Hayal kırıklığı; kalbimi tamamiyle eline geçirmiş. Parmaklarının arasında ezim ezim eziliyorum. Her gün yeni bir kırıklığa açıyorum gözlerimi farkında olamadan. Akşamına ne duruma düşeceğimi bilmeden seyrediyorum gökyüzünü. Ölen Umutlarımın yerine başka bir umuda tutunuyorum. Fakat hayat benden öyle nefret ediyor ki. O umudumu da alıp öldürüyor. Yeni bir umut yeşertmek istesem daha oluşmamış kökünden tutup kırıyor. Öyle çok kırıyor ki beni, tövbe edettiyor umut etmeye. Tüm hayallerimi öyle bir kursağımda bırakıyor ki, ne kadar su içersem içeyim geçmiyor, gitmiyor, yutamıyorum. Gözlerim doluyor her kalbim kırıldığında. Diyorum ki bu sefer değil, artık değil. Ama hayır, doluyor yine gözlerim. Dolmasın istiyorum. Artık acıdan ve üzüntüden bir damla daha göz yaşım aksın istemiyorum. Bir kere diyorum; yalnızca bir kere şu hayatta ölmeden önce mutluluktan ağlayayım. O duyguyu tadayım. Lakin hayatım, doğduğum günden beri acılar, çığlıklar, yaralar ve üzüntüden ibaret.
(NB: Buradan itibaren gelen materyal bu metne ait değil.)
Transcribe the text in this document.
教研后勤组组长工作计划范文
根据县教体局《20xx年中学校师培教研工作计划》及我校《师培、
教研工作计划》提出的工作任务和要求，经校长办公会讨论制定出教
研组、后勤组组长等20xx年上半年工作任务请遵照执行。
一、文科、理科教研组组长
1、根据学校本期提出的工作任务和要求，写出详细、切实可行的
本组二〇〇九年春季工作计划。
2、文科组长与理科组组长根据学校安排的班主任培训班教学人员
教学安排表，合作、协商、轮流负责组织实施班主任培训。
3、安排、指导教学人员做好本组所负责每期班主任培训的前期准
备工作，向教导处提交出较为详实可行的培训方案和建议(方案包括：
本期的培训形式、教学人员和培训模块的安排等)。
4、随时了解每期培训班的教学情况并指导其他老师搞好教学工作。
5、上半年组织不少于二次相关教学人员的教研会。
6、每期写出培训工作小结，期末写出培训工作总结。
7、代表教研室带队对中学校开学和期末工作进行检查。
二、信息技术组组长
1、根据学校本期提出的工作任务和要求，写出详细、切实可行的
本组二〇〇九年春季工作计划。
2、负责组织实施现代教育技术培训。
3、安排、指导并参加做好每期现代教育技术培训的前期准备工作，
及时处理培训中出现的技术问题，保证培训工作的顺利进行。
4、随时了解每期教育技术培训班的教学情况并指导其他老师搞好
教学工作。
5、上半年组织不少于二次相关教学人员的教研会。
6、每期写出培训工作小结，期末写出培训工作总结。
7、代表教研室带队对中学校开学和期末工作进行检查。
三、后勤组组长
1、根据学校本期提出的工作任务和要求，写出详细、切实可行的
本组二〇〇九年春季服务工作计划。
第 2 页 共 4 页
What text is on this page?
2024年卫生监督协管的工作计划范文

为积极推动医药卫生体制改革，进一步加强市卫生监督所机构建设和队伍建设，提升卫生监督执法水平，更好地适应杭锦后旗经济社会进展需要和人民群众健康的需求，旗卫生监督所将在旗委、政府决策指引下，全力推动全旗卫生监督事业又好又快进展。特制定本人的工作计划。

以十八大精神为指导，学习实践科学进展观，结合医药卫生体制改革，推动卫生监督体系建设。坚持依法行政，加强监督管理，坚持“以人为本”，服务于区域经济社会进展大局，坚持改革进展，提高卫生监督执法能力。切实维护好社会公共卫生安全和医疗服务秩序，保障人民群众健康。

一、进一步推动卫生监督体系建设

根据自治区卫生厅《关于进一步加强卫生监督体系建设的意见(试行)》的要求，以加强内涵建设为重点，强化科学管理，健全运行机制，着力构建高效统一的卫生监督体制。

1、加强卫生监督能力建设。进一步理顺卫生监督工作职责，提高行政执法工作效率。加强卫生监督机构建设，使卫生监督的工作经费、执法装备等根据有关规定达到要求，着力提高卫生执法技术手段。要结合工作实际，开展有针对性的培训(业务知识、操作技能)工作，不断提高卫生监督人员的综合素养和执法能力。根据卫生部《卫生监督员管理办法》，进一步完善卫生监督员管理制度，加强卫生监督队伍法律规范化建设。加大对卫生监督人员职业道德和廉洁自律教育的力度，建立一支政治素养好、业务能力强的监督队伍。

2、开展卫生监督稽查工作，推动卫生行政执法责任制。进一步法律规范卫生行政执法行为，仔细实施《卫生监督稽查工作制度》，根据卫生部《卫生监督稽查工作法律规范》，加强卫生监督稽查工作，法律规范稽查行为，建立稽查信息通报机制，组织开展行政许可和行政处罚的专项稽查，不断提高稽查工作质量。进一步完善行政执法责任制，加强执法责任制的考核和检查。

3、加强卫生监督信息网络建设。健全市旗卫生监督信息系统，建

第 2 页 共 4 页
Ne yapacaktım burada, bu evde, bir yabancıyla. Nasıl kaçacaktım? Kaçınca nereye gidecektim. Gidecek bir yerim varmıştı? Bir evim, bir ailem ya da bir arkadaşım. Kimsem yoktu ki. Tektim, yalnızdım, bir başımaydım. Kendi kurtuluşumu kendim bulmaktan başka çarem mi vardı? Aşağıdaki o adam yabancıydı, caniydi, kötüydü. Kaçmanın mutlaka ama mutlaka bir yolunu bulmalıydım. Burada yaşayamazdım. Boş bulduğum anda kaçacaktım.

Ve o zaman bu şehri bir daha asla dönmemek üzere terkedecektim. Geriye Nefes'ten hiçbir iz bırakmayacaktım. Ki zaten benden geriye de kalacak birşey yoktu. Yalnızca bir bedenim, bir de soyadım vardı. Asla sahiplenemediğim bir soyad. Yorgunluğum göz kapaklarımın üzerine binmiş gibiydi. Gözlerimi açık tutmakta güçlük çekiyordum. Camın önünden çekilip açtığım perdeyi geri çektim ve yatağa ilerledim. Uyandığım yere geri uzandım ve yorganı üzerime çektim.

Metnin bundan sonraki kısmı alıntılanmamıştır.